As this last picture hints, there’s something slightly distasteful, slightly corrupt in the fey, 1940s New York world of writers, artists, ballet dancers, fashion photographers and Fire Island parties that this kind of photography emerged from and which employed Greek imagery, partly in an understandable attempt to avert the intervention of the law, and partly in an attempt to bestow something pure, virile and artistic on something that — frankly — wasn’t. It’s a world too fey and pretentious to be erotic and too timid and neutered to be artistically impressive. As Leddick writes of one of Lynes’ models: ‘Bill Harris was an arbiter of style. During the 1940s and 1980s, when one wanted to do things the right way — clothes, travel, lovers — one called Harris for advice.’
Curiously, in all the tributes to the ‘brave’ pioneers of male nudes there is no mention of the L.A. photographer Bob Mizer, who also used Greek and Roman imagery, but in a way that somehow managed to be erotic and pure, virile and artistic, as well as light-hearted. Of course, Mizer was too crude, he used Californian sunlight instead of overwrought New York studio lighting, he wasn’t a friend of Cadmus, he didn’t move in Cafe Society, and the Manhattan Mommies Boys no doubt disapproved of the rough sailor and Marine models he used, and which most of them probably didn’t have the nerve to pick up themselves.

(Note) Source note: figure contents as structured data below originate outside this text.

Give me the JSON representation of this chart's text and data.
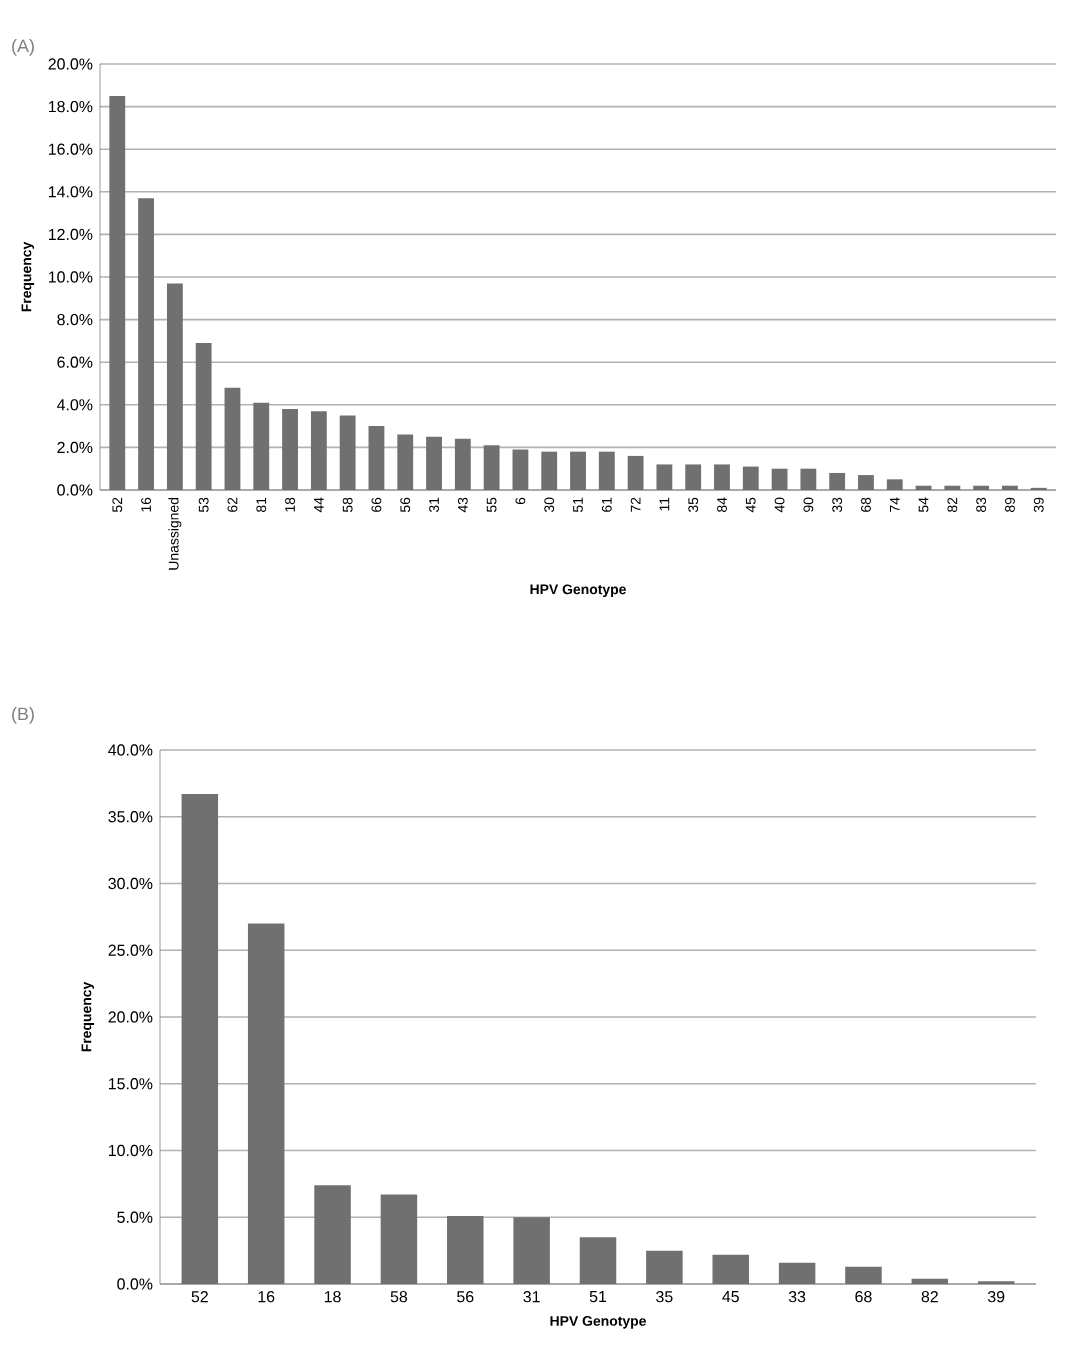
{
  "chart_data": [
    {
      "type": "bar",
      "title": "(A)",
      "xlabel": "HPV Genotype",
      "ylabel": "Frequency",
      "color": "#707070",
      "grid": "y",
      "categories": [
        "52",
        "16",
        "Unassigned",
        "53",
        "62",
        "81",
        "18",
        "44",
        "58",
        "66",
        "56",
        "31",
        "43",
        "55",
        "6",
        "30",
        "51",
        "61",
        "72",
        "11",
        "35",
        "84",
        "45",
        "40",
        "90",
        "33",
        "68",
        "74",
        "54",
        "82",
        "83",
        "89",
        "39"
      ],
      "values": [
        18.5,
        13.7,
        9.7,
        6.9,
        4.8,
        4.1,
        3.8,
        3.7,
        3.5,
        3.0,
        2.6,
        2.5,
        2.4,
        2.1,
        1.9,
        1.8,
        1.8,
        1.8,
        1.6,
        1.2,
        1.2,
        1.2,
        1.1,
        1.0,
        1.0,
        0.8,
        0.7,
        0.5,
        0.2,
        0.2,
        0.2,
        0.2,
        0.1
      ],
      "ylim": [
        0,
        20
      ],
      "yticks": [
        {
          "value": 0,
          "label": "0.0%"
        },
        {
          "value": 2,
          "label": "2.0%"
        },
        {
          "value": 4,
          "label": "4.0%"
        },
        {
          "value": 6,
          "label": "6.0%"
        },
        {
          "value": 8,
          "label": "8.0%"
        },
        {
          "value": 10,
          "label": "10.0%"
        },
        {
          "value": 12,
          "label": "12.0%"
        },
        {
          "value": 14,
          "label": "14.0%"
        },
        {
          "value": 16,
          "label": "16.0%"
        },
        {
          "value": 18,
          "label": "18.0%"
        },
        {
          "value": 20,
          "label": "20.0%"
        }
      ]
    },
    {
      "type": "bar",
      "title": "(B)",
      "xlabel": "HPV Genotype",
      "ylabel": "Frequency",
      "color": "#707070",
      "grid": "y",
      "categories": [
        "52",
        "16",
        "18",
        "58",
        "56",
        "31",
        "51",
        "35",
        "45",
        "33",
        "68",
        "82",
        "39"
      ],
      "values": [
        36.7,
        27.0,
        7.4,
        6.7,
        5.1,
        5.0,
        3.5,
        2.5,
        2.2,
        1.6,
        1.3,
        0.4,
        0.2
      ],
      "ylim": [
        0,
        40
      ],
      "yticks": [
        {
          "value": 0,
          "label": "0.0%"
        },
        {
          "value": 5,
          "label": "5.0%"
        },
        {
          "value": 10,
          "label": "10.0%"
        },
        {
          "value": 15,
          "label": "15.0%"
        },
        {
          "value": 20,
          "label": "20.0%"
        },
        {
          "value": 25,
          "label": "25.0%"
        },
        {
          "value": 30,
          "label": "30.0%"
        },
        {
          "value": 35,
          "label": "35.0%"
        },
        {
          "value": 40,
          "label": "40.0%"
        }
      ]
    }
  ]
}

Moving in Café Society does, however, have it’s perks — you occasionally persuade a celeb, or celeb-to-be to strip for you. A picture of Christopher Isherwood from the 1940s shows him dressing to the left; and one of Yul Brynner from the same era shows both his heads covered — he sports a full mane of hair and a fully un-American foreskin. But best of all by far is a picture of Tennessee Williams lying face down on a bed. We are told that Mr Williams’ possessed a ‘taut swimmers body’.
This may or may not be the case, but judging by the picture, I have to say that that I doubt if Mr Williams’ bum will feature in Twenty First Century history books about the Twentieth Century. It certainly wouldn’t sell much ice-cream.